Introduction: The extent to which tissue-resident memory T (TRM) cells in transplanted organs possess alloreactivity is unknown. This study investigates the alloreactive potential of TRM cells in kidney explants from four patients who experienced severe acute rejection leading to graft loss.
Methods: Alloreactive T-cell receptors (TCRs) were identified in pre-transplant blood samples through mixed lymphocyte reactions, followed by single-cell RNA and TCR sequencing (10x Genomics) of the proliferated recipient T cells. Subsequently, these TCR clones were traced in the TRM cells of kidney explants, which were also subjected to single-cell RNA and TCR sequencing (10x Genomics).
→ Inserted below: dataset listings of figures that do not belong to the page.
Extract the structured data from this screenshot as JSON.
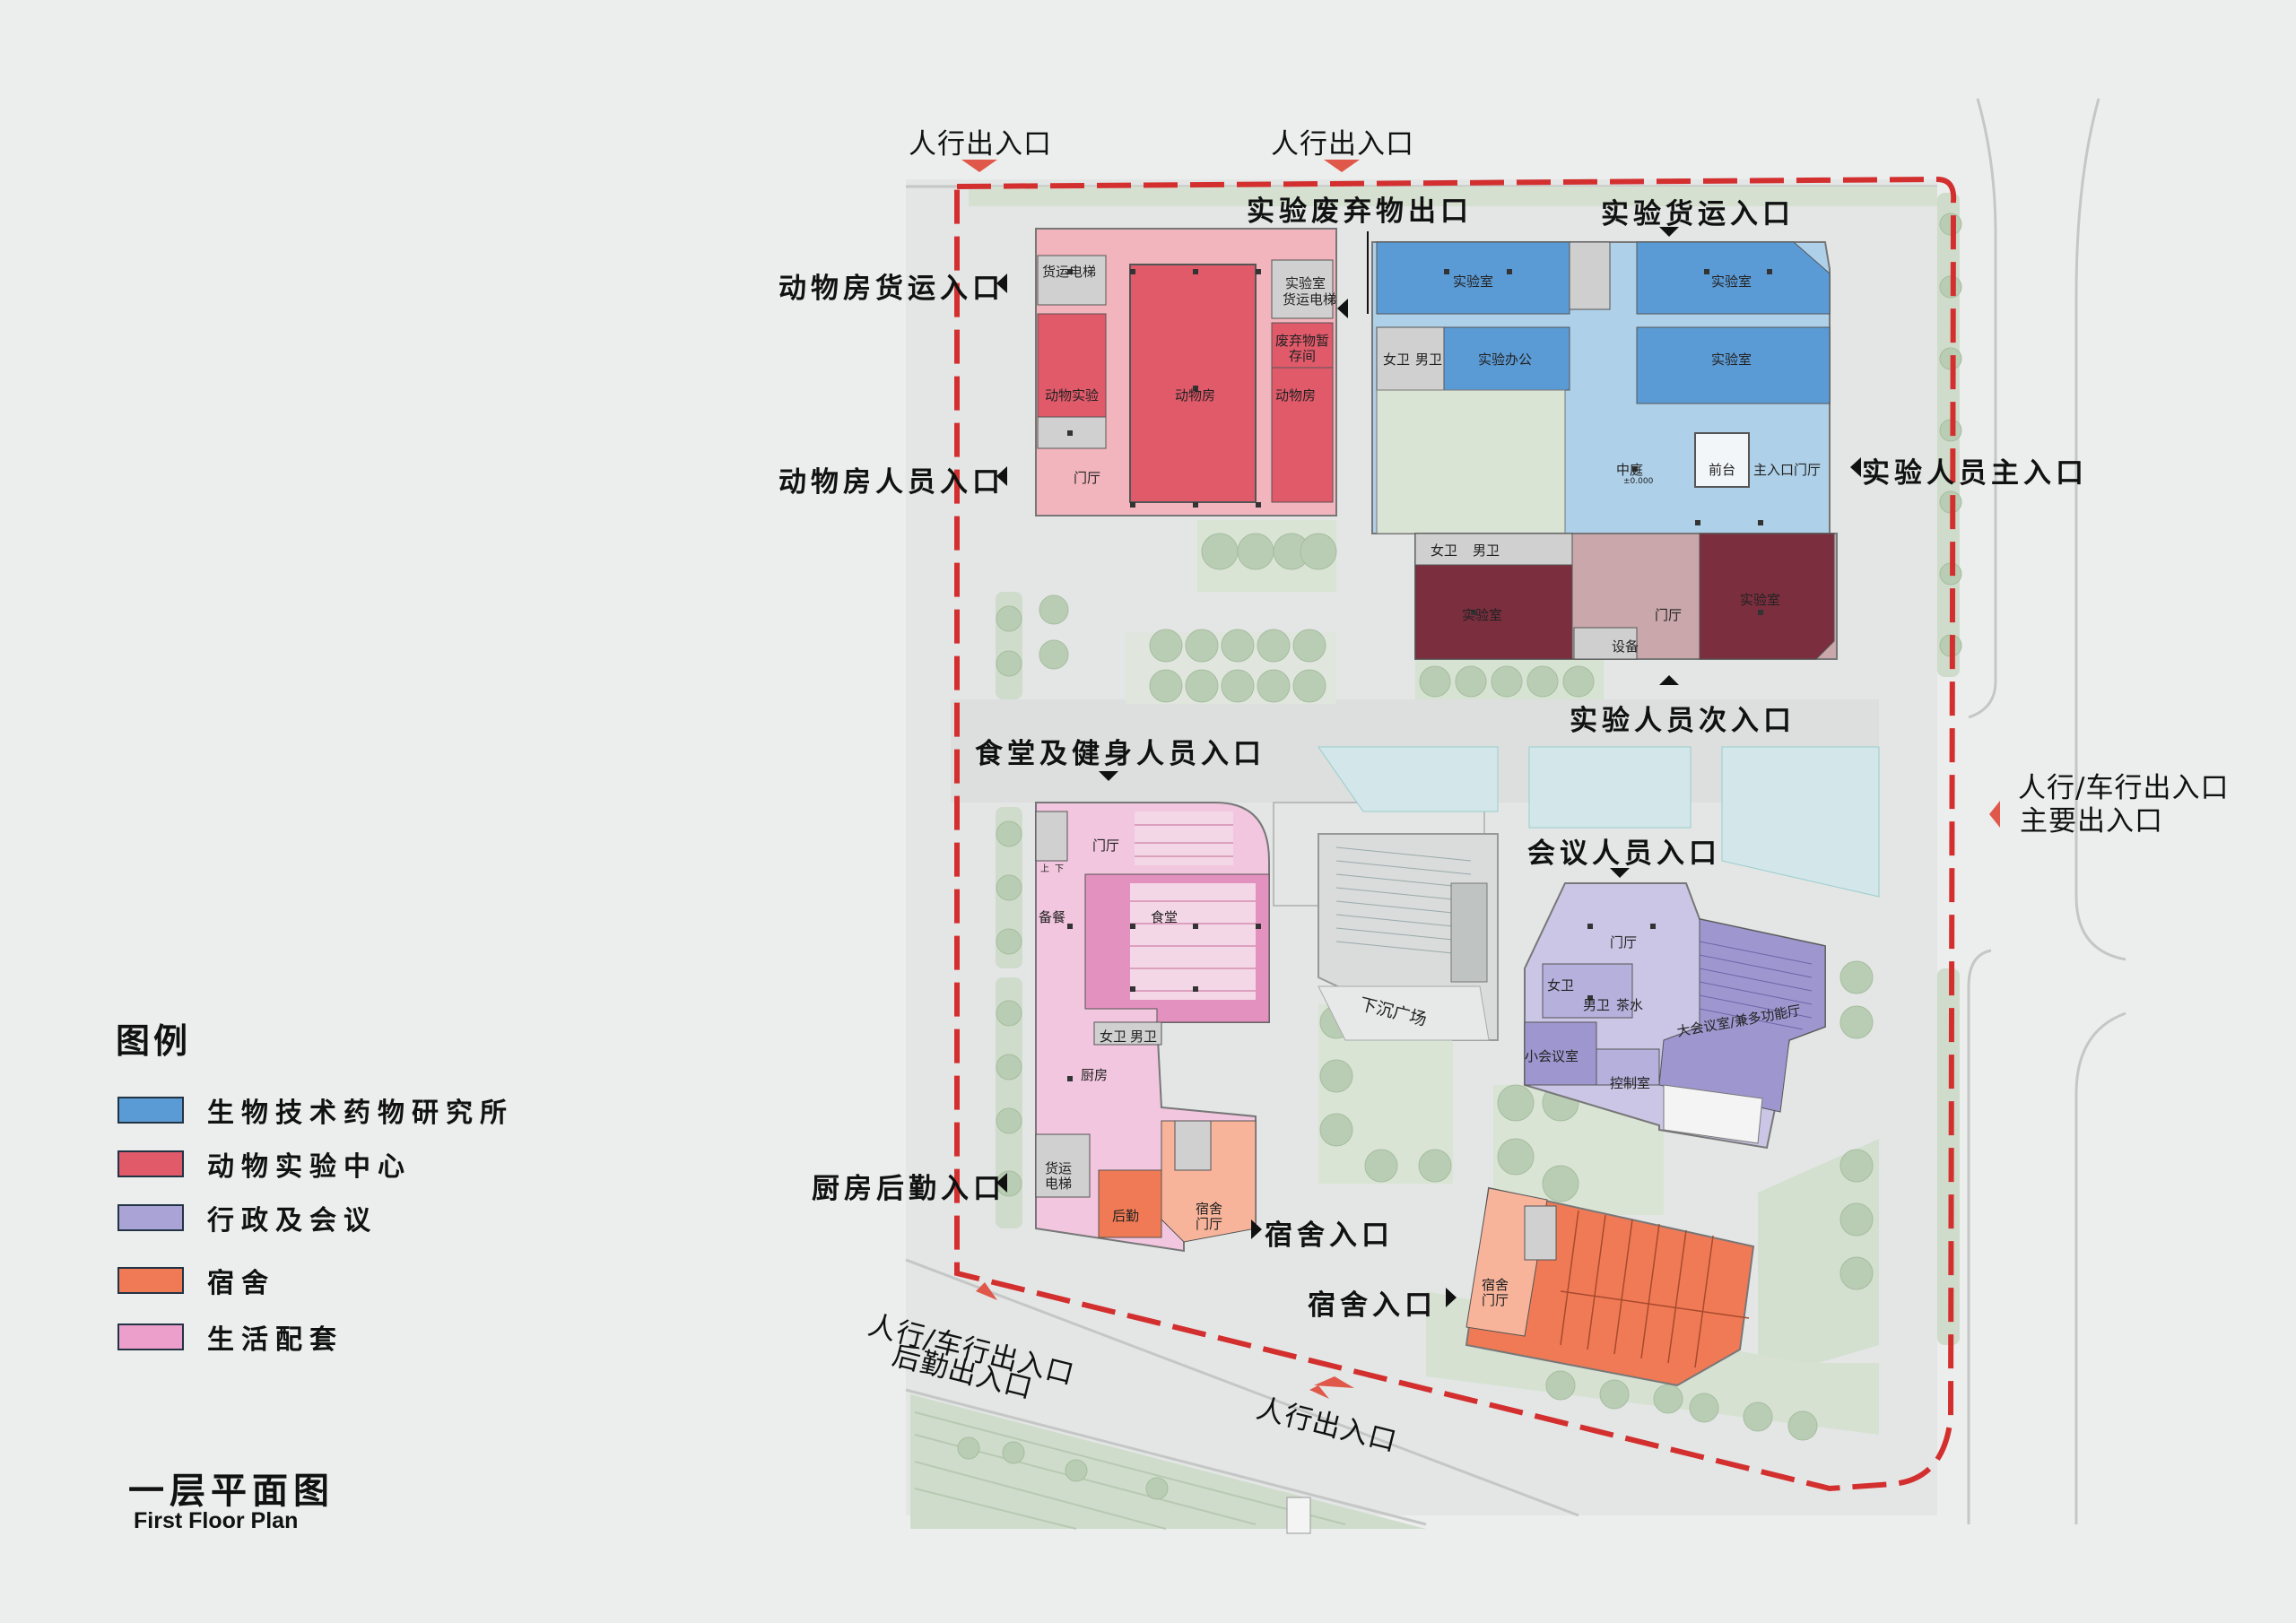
{
  "legend": {
    "title": "图例",
    "items": [
      {
        "label": "生物技术药物研究所",
        "color": "#5b9bd5"
      },
      {
        "label": "动物实验中心",
        "color": "#e05a6a"
      },
      {
        "label": "行政及会议",
        "color": "#a9a3d6"
      },
      {
        "label": "宿舍",
        "color": "#f07a55"
      },
      {
        "label": "生活配套",
        "color": "#ec9fcb"
      }
    ]
  },
  "plan": {
    "title": "一层平面图",
    "subtitle": "First Floor Plan"
  },
  "entrances": {
    "ped_top_left": "人行出入口",
    "ped_top_mid": "人行出入口",
    "lab_waste_exit": "实验废弃物出口",
    "lab_cargo_entry": "实验货运入口",
    "animal_cargo_entry": "动物房货运入口",
    "animal_staff_entry": "动物房人员入口",
    "lab_staff_main_entry": "实验人员主入口",
    "lab_staff_secondary_entry": "实验人员次入口",
    "canteen_gym_entry": "食堂及健身人员入口",
    "conference_entry": "会议人员入口",
    "main_gate_line1": "人行/车行出入口",
    "main_gate_line2": "主要出入口",
    "kitchen_service_entry": "厨房后勤入口",
    "dorm_entry_1": "宿舍入口",
    "dorm_entry_2": "宿舍入口",
    "sw_gate_line1": "人行/车行出入口",
    "sw_gate_line2": "后勤出入口",
    "ped_bottom": "人行出入口"
  },
  "rooms": {
    "cargo_elevator_1": "货运电梯",
    "animal_lab": "动物实验",
    "animal_room_main": "动物房",
    "lab_room_small": "实验室",
    "cargo_elevator_2": "货运电梯",
    "waste_storage": "废弃物暂存间",
    "animal_room_2": "动物房",
    "lobby_animal": "门厅",
    "lab_1": "实验室",
    "lab_2": "实验室",
    "lab_3": "实验室",
    "women_wc_1": "女卫",
    "men_wc_1": "男卫",
    "lab_office": "实验办公",
    "courtyard": "中庭",
    "elevation_mark": "±0.000",
    "reception": "前台",
    "main_lobby": "主入口门厅",
    "women_wc_2": "女卫",
    "men_wc_2": "男卫",
    "lab_4": "实验室",
    "lab_5": "实验室",
    "lobby_lab": "门厅",
    "equipment": "设备",
    "lobby_canteen": "门厅",
    "prep": "备餐",
    "canteen": "食堂",
    "women_wc_3": "女卫",
    "men_wc_3": "男卫",
    "kitchen": "厨房",
    "cargo_elevator_3": "货运电梯",
    "logistics": "后勤",
    "dorm_lobby_1": "宿舍门厅",
    "sunken_plaza": "下沉广场",
    "lobby_conf": "门厅",
    "women_wc_4": "女卫",
    "men_wc_4": "男卫",
    "tea_room": "茶水",
    "small_meeting": "小会议室",
    "control_room": "控制室",
    "large_meeting": "大会议室/兼多功能厅",
    "dorm_lobby_2": "宿舍门厅",
    "stair_up": "上",
    "stair_down": "下"
  }
}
Results: The proportion of TRM cells expressing an alloreactive TCR in the four kidney explants varied from 0% to 9%. Notably, these alloreactive TCRs were predominantly found in CD4+ and CD8+ TRM cells with an effector phenotype, as shown by expression of. LTB, FTH1, KLRB1, among other characteristic effector T cell genes. Intriguingly, alloreactive clones were present not only in recipient-derived TRM cells but also in donor-derived TRM cells, constituting up to 4% of the population of donor T cells, suggesting the presence of self-reactive TRM cells.
Conclusions: Overall, our study demonstrates that alloreactive T cells present in the peripheral blood prior to transplantation can infiltrate the kidney transplant and display a TRM phenotype. Moreover, our study reveals the existence of donor TRM cells that may exhibit self-reactive potential within the transplant.